Considerem, portanto, aqueles que buscam um interesse por Cristo: vocês devem fugir de Sodoma. Sodoma é o lugar onde vocês nasceram, e onde passaram as suas vidas. Vocês são cidadãos dessa cidade que está cheia de imundície e abominação diante de Deus, essa cidade é poluída e maldita. Vocês pertencem a essa sociedade impura. Não apenas vivem entre eles, mas são contados com eles, cometeram essas abominações, e, assim, provocaram a Deus, conforme ouviram. É sobre vocês que estive até aqui falando, neste sermão. Vocês são os habitantes de Sodoma. Talvez olhem para as suas circunstâncias como não tão terríveis; mas habitam em Sodoma. Embora possam ser mudados, e aparentem um exterior limpo, e um rosto educado para o mundo, contudo, enquanto permanecerem em uma condição natural, são habitantes impuros de Sodoma.
A humanidade se divide em duas sociedades, ou, por assim dizer, em duas cidades: há Sião, a Igreja de Deus, a cidade santa e amada; e há Sodoma, esta cidade poluída e amaldiçoada, que está destinada à destruição.
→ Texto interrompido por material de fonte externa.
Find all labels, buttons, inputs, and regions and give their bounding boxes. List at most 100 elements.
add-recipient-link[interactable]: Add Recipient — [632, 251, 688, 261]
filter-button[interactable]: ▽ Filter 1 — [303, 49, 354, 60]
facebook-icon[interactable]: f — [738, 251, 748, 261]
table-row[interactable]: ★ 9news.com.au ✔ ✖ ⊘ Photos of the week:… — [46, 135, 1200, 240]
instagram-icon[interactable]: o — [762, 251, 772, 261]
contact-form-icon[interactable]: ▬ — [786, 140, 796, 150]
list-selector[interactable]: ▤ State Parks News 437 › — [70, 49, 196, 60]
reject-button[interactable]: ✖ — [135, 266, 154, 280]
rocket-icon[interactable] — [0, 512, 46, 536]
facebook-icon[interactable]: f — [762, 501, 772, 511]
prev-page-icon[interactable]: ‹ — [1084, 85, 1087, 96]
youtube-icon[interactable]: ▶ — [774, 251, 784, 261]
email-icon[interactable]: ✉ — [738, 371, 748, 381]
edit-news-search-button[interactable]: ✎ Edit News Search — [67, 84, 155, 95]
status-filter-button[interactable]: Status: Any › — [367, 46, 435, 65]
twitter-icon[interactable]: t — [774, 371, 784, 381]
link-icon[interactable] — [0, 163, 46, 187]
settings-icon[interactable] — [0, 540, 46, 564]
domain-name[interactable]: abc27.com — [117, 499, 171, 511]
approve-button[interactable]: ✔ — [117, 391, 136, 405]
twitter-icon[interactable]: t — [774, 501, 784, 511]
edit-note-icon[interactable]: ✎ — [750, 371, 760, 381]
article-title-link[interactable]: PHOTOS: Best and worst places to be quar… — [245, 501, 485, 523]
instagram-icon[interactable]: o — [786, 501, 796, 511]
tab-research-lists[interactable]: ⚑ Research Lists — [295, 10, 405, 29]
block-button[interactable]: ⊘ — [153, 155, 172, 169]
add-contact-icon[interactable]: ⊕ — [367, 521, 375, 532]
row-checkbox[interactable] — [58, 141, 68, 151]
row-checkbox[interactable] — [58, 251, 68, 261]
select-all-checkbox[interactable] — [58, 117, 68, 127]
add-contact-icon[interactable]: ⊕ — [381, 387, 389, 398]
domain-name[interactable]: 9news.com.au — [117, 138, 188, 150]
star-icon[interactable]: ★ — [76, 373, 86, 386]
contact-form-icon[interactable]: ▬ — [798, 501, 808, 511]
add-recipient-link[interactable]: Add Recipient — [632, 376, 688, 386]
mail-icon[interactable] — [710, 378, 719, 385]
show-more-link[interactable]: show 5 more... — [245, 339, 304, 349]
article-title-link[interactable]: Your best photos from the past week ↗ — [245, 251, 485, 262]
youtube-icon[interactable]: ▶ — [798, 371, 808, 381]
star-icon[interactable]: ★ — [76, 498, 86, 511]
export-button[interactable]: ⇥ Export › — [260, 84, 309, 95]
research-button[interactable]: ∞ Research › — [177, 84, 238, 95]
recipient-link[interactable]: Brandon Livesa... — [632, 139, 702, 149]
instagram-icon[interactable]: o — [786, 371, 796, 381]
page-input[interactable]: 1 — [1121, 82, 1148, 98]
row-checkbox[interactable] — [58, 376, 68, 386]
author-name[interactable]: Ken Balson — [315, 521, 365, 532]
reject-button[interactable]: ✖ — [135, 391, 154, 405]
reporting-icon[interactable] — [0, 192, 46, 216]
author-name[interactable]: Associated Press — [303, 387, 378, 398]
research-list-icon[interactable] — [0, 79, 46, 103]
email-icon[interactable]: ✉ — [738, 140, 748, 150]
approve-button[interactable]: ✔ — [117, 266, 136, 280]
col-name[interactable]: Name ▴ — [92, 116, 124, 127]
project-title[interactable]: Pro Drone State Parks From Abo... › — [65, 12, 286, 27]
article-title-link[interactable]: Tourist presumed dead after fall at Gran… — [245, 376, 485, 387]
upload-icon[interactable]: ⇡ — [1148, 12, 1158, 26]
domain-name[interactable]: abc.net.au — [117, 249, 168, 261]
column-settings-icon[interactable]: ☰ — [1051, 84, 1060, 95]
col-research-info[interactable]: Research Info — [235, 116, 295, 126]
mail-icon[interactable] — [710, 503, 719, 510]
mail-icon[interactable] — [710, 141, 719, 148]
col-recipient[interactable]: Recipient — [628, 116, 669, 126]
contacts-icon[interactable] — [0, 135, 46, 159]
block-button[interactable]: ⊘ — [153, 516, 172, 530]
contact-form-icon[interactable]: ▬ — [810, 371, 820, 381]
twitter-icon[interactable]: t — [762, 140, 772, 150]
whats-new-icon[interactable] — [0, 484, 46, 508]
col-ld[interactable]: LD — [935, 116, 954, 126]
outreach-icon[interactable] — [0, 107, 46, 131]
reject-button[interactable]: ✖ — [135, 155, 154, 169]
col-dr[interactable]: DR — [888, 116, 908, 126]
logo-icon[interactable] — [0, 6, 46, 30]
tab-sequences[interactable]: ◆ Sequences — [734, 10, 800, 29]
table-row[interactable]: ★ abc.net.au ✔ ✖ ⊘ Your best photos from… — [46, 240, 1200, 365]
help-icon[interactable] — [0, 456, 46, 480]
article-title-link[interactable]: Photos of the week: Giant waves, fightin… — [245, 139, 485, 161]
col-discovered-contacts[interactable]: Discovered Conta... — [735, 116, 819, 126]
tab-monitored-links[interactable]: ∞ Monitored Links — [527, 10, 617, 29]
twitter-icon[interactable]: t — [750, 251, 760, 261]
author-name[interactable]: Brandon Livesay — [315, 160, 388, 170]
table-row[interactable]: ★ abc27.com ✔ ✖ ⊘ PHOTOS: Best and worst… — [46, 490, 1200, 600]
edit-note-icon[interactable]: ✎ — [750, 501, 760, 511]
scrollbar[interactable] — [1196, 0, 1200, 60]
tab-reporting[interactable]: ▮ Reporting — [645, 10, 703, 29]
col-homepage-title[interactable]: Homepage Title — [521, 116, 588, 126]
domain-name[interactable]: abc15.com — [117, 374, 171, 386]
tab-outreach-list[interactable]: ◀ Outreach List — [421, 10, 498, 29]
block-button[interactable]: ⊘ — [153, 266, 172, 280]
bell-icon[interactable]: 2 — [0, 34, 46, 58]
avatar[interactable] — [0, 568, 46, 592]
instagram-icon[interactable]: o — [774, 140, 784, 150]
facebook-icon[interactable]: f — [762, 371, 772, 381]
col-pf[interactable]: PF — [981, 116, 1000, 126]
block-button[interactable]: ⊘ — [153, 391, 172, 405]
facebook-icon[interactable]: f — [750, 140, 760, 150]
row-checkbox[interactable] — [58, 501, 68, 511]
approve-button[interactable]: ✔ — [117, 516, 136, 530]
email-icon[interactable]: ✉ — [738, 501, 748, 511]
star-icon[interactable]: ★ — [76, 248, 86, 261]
Vocês pertencem a esta última. Conquanto encarem a si mesmos como melhores que os outros, pertencem à mesma cidade, à mesma companhia de fornicadores, bêbados, adúlteros, perjuros, ladrões, roubadores e sodomitas. Conquanto encarem-se como distintos, enquanto estiverem fora de Cristo, pertencem a esta mesma sociedade; são da mesma companhia, ajuntam-se com eles, e não são melhores, ainda que tenham maiores restrições. Vocês, às vistas de Deus, são dignos de serem contados com eles e são, por completo, objetos de repugnância e execração, e a ira de Deus permanece sobre vocês, e viverão com ela, e com ela serão destruídos, se não escaparem do seu estado presente. Sim, vocês são da mesma companhia dos demônios, pois Sodoma é não apenas a cidade dos ímpios, mas é a casa de todo espírito imundo.
Vocês pertencem a esta cidade que está destinada à destruição horrível, inevitável, rápida e repentina; cidade que tem uma tempestade de fogo e ira pairando sobre si. Muitos de vocês estão convencidos do triste estado em que se encontram enquanto estiverem em Sodoma, e estão fazendo algumas tentativas de escapar da ira que paira sobre ela. Que os tais sejam advertidos, pelo que foi dito, a escapar por suas vidas, e não olhar para trás. Não olhem para trás, a menos que escolham ter uma porção na tempestade de fogo que está descendo sobre a cidade. Não tenham saudades dos prazeres que tiveram quando viveram em Sodoma, desejando as coisas agradáveis que possuíam lá, a tranquilidade, a segurança, e os gozos que lá desfrutaram.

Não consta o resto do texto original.